Many other EU countries are wisely spending more on science: Switzerland’s science investment rose from a 2.53% share of its economy in 2000 to 2.99% in 2008. France has boosted its science spending from 2.15% of its economy in 2000 to 2.25% in 2010. Denmark’s science investment increased from 2.18% in 1999 to 3.06% of its GDP in 2010, the OECD has reported. These are only a few European examples. In comparison, Japan’s total R&D spending jumped from 2.98% in 1999 to 3.26% in 2010. The United States’ R&D investment was 2.9% of its economy in 2009, compared with 2.64% in 1999.
Science and technology are the wellspring of novel inventions, which are, of course, a basis of innovation. This is why Israel spends 4.4% of its economy on science, and Finland is not far behind, with a 3.88% investment. Leaders in these and other economies where federal science spending is on the rise, including Taiwan, South Korea, and China, recognize the need to cultivate a 21st century labor force as well as new ideas that fuel innovation and economic growth.
Who covers the cost of innovation? In the United States, industry sponsors the majority of all R&D, while government, industry, and private foundations have historically shared the responsibility for supporting basic research, in particular. However, more than half of the nation’s total basic research (53%) is conducted at academic institutions, and since 2000, industry’s support for that type of work has dropped to below 6%, according to the U.S. National Science Board’s Science and Engineering Indicators 2012. U.S. industry understandably seems to be more focused on near-term development work, rather than longer-term, higher-risk basic research. For every dollar that U.S. industry spends on research and development, 80 cents goes to support development, not basic research.
Clearly, robust government funding of basic research will remain essential to fostering economic growth and innovation. Nations cannot depend upon industry alone to develop radically new ideas. Yet, basic science requires a sustained investment over time, and in the current global economy, many nations may not be able to spend what it takes to generate significant discoveries. Consider the case of the United States, where federal R&D funding has declined in real dollars (adjusted for inflation) by 10% since 2010. Moreover, a deadline for serious budget reductions, including what is known as the “sequestration,” is looming in the United States. As laid out in the Budget Control Act of 2011, across-the-board cuts will become mandatory under the sequestration plan beginning in January 2013 unless policymakers can develop a different strategy to trim the nation’s $1.1 trillion annual deficit during the current post-election Congressional session.
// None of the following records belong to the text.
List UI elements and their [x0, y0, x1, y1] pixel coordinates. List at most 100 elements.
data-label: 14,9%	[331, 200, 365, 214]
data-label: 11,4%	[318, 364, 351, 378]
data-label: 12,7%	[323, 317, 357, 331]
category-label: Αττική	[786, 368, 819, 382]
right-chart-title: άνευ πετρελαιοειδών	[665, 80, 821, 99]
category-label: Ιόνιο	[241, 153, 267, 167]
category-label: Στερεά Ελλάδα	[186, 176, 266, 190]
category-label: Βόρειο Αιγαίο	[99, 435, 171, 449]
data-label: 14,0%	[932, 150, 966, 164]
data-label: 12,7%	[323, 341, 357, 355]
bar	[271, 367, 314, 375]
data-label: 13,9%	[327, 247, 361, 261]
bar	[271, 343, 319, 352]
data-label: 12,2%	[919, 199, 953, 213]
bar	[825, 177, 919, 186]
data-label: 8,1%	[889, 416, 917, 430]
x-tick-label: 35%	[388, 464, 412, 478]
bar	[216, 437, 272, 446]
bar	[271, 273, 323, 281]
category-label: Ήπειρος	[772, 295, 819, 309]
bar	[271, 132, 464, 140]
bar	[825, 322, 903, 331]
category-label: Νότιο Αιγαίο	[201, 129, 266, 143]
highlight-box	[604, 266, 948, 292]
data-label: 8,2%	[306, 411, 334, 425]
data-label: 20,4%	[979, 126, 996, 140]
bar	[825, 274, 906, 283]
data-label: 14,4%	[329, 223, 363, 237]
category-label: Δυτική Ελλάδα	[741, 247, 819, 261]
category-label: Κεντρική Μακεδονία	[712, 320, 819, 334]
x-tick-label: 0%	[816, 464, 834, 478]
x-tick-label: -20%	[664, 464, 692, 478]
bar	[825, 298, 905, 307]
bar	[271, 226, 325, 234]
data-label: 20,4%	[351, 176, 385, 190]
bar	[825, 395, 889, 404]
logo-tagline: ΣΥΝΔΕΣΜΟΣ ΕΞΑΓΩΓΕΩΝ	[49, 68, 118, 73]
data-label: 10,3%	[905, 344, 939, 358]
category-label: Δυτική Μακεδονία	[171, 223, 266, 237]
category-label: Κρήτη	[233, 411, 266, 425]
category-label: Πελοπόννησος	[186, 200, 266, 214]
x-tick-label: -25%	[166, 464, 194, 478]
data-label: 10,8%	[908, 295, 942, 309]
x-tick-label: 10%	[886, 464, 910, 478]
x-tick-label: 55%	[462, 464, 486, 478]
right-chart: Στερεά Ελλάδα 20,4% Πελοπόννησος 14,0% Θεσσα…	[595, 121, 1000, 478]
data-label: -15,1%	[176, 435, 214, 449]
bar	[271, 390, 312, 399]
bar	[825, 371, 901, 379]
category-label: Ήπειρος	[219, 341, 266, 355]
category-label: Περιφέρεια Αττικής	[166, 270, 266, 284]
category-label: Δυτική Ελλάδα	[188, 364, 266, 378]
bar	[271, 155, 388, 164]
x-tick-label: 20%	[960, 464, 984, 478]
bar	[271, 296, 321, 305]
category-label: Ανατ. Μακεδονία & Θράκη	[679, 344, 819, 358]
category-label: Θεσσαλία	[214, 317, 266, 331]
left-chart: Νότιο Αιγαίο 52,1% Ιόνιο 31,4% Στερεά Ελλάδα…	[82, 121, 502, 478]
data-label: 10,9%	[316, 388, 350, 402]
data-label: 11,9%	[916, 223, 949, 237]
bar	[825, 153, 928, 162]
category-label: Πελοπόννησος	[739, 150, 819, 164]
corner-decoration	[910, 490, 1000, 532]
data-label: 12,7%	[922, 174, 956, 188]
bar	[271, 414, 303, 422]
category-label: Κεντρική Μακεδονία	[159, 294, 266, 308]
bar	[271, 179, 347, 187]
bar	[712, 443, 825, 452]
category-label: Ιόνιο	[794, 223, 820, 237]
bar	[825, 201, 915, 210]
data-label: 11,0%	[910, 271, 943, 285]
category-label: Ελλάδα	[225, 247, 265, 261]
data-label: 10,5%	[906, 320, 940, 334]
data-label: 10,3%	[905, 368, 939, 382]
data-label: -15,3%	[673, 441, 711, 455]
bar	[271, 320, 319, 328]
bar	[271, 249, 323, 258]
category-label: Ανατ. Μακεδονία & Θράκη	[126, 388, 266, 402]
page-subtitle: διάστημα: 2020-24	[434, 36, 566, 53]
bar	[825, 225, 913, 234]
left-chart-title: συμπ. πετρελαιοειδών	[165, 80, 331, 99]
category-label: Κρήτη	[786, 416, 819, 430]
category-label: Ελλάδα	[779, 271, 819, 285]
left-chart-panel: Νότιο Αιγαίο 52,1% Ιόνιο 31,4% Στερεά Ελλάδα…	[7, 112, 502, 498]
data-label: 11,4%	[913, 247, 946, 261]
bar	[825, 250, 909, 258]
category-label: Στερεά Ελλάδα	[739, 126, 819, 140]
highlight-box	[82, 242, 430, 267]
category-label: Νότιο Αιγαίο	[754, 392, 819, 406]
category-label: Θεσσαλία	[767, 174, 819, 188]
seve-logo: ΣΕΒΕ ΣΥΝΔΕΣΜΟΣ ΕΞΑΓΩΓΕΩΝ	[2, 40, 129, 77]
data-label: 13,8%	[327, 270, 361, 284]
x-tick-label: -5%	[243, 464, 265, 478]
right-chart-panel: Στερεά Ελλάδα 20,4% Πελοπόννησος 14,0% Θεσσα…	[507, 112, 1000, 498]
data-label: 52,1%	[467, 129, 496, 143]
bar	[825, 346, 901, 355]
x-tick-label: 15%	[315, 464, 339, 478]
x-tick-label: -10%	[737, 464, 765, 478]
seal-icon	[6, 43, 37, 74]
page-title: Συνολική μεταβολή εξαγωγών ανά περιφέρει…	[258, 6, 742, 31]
Mandating $1.2 trillion in spending cuts over the next decade, the sequestration would cut defense R&D by 9.7% and nondefense R&D by 7% over the first five years of the budget cuts, assuming they are distributed equally, according to an analysis by the American Association for the Advancement of Science. This would deal U.S. science and technology a very hard blow that would inevitably be felt by American industry and the broader global scientific community as innovations, patents, and publications begin to dwindle.
Federal science funding should not be considered a multi-national race, with a single first-place winner and many losers. Rather, the United States and other countries should strive to contribute meaningful innovations that help advance industry, economic progress, and human welfare worldwide. Sustained support from both government and industry in the United States, Europe, Asia, and elsewhere will be ever-more essential to that goal in the coming decade.